Still, Paul around this time at age 13 created his first invention: a flippable harmonica holder. 

Les Paul, known for his musical inventions and innovations, created this flippable harmonica holder when he was about 13 years old. Photo courtesy of the Les Paul Foundation

Paul instructed Baker to find kids who would really like to play the guitar but lacked the financial means to do so. 

“He said, ‘You take my money, and you help those kids. You get guitars to them. You get music lessons to them,’” she recalled. “And that’s what we do today.” 

Paul’s career spanned much of the United States. He bounced around the Midwest, ultimately working in Chicago and trying to soak up what he could learn from jazz greats on the city’s south side, Baker said. He then spent time in New York before moving to Hollywood to connect with singer and actor Bing Crosby.

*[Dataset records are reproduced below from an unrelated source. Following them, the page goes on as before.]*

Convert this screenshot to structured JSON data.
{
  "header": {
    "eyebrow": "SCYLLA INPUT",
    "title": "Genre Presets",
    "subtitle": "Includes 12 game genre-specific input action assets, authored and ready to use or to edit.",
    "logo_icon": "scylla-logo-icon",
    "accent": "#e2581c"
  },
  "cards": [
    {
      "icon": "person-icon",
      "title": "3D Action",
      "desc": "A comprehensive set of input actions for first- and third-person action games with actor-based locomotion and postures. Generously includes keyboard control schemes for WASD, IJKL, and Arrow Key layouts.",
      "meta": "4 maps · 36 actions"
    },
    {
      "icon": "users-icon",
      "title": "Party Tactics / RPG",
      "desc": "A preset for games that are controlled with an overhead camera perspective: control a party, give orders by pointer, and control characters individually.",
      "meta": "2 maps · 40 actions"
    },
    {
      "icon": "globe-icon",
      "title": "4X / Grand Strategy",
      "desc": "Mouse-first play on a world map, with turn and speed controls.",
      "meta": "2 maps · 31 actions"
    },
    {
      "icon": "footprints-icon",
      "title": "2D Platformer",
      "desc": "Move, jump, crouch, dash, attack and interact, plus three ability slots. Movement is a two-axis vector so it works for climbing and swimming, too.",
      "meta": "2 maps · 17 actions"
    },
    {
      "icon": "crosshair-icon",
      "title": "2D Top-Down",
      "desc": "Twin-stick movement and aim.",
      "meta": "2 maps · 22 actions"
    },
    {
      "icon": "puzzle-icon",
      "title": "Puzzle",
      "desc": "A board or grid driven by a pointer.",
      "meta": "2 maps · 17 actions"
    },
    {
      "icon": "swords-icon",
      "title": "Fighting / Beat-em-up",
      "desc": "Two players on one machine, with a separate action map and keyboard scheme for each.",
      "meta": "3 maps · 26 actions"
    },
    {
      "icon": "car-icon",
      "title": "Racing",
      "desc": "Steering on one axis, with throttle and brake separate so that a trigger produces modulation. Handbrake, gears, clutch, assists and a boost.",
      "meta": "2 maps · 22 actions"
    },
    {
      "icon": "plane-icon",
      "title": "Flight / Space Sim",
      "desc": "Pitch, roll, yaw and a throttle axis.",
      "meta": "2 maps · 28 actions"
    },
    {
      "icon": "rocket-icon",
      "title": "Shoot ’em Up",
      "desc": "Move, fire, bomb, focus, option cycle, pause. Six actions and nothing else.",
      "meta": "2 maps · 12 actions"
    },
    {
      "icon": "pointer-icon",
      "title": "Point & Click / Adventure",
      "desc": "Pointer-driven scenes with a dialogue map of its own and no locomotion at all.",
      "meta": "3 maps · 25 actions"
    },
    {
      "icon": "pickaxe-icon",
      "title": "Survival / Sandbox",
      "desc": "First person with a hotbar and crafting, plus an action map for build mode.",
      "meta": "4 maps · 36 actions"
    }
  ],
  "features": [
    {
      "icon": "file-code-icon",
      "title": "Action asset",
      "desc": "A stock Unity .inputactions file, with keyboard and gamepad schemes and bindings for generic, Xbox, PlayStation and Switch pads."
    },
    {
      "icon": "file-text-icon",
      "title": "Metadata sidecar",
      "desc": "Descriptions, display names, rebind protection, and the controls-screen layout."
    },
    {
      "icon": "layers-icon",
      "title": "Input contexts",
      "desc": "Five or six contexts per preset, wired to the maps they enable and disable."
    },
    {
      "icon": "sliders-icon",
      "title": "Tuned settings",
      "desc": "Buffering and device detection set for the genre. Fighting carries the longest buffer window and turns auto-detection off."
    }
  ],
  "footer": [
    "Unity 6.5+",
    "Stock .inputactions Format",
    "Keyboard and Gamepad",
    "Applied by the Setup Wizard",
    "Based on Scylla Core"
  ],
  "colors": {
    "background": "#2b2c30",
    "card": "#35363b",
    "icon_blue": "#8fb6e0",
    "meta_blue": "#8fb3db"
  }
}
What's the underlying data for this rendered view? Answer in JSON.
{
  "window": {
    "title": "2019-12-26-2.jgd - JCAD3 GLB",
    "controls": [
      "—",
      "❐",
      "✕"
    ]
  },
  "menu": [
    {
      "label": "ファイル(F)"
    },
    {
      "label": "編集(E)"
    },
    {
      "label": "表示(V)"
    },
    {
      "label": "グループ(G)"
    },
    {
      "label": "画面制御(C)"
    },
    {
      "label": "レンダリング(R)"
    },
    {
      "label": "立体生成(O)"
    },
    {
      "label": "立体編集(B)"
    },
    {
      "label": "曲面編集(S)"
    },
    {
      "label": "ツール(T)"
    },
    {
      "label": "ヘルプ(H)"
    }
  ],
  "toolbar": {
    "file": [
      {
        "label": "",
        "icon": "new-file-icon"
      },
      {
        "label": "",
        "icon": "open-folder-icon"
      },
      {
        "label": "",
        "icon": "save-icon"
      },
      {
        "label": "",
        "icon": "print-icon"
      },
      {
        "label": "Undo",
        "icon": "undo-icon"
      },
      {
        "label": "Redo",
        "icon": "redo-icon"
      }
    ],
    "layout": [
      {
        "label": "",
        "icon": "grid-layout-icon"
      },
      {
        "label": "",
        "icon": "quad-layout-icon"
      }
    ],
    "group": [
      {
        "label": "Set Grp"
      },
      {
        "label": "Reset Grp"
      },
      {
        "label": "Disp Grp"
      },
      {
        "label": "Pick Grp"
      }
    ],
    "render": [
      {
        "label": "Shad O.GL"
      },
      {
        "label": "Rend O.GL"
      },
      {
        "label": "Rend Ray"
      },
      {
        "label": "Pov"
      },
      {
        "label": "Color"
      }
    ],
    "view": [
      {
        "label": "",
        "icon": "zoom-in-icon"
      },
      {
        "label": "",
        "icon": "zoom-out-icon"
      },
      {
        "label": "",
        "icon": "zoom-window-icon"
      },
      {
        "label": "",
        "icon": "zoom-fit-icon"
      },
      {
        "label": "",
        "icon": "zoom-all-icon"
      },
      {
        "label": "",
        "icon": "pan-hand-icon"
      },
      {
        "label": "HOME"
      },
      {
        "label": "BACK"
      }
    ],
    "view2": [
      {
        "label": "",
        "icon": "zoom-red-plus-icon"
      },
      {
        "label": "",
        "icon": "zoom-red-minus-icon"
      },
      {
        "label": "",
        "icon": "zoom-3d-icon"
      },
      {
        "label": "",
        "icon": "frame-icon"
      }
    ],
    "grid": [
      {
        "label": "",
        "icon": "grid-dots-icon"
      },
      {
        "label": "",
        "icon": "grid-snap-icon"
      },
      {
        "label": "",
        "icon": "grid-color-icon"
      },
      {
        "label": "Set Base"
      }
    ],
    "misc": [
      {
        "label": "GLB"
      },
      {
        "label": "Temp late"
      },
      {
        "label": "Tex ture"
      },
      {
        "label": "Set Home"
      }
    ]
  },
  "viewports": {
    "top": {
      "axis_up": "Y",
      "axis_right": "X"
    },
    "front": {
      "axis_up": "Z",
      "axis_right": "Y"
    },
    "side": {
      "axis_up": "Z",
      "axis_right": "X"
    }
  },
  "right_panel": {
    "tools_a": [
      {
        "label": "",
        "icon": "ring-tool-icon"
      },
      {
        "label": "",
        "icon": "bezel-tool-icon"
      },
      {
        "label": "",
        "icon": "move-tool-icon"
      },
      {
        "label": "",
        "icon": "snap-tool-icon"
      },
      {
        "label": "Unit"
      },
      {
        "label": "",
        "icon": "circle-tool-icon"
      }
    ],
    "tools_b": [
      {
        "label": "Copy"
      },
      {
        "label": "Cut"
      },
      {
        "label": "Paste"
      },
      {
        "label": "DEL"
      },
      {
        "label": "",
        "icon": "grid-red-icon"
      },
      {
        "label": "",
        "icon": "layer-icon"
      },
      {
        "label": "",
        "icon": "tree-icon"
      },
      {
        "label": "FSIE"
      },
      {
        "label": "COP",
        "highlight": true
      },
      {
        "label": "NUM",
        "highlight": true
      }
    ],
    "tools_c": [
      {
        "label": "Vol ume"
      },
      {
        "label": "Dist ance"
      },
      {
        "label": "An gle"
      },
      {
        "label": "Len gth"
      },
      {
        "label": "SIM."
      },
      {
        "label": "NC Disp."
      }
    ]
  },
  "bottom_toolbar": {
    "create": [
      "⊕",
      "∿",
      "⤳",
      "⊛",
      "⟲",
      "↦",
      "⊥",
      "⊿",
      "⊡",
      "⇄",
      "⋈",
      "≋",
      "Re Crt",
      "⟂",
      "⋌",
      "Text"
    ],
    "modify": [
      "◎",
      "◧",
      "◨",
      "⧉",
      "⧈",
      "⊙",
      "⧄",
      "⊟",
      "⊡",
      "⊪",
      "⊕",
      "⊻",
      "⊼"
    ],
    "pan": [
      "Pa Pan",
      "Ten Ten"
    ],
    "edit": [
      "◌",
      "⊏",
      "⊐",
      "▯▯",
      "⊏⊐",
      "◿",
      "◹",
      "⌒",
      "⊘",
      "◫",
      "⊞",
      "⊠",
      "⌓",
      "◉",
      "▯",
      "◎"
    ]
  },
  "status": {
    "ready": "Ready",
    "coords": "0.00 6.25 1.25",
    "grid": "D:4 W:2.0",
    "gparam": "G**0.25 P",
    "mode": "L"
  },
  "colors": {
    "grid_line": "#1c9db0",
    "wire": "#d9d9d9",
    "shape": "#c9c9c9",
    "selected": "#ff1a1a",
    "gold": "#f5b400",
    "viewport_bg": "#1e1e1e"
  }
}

Paul even tried his hand at comedy. He and his second wife, Mary Ford, also featured in the “Les Paul & Mary Ford at Home” show during the 1950s. Baker said it was an early version of modern realty TV. 

Paul is buried in Waukesha because he believed the city’s people were always there for him, Baker said. There’s a road and a middle school named after him. A performing arts center bears his name, too. There are 10-foot painted guitars around the city in his honor. 

“Yep, Les is everywhere,” Baker said. 

She hopes Paul’s legacy will inspire others. That serves as “the guiding light” for the foundation. 

“He went through so many challenges throughout his life, and yet he kept going. He kept going no matter how big the challenge was,” Baker said. “And that is what’s so important, is to empower everybody around us so that they can all become the best that they’re capable of becoming.”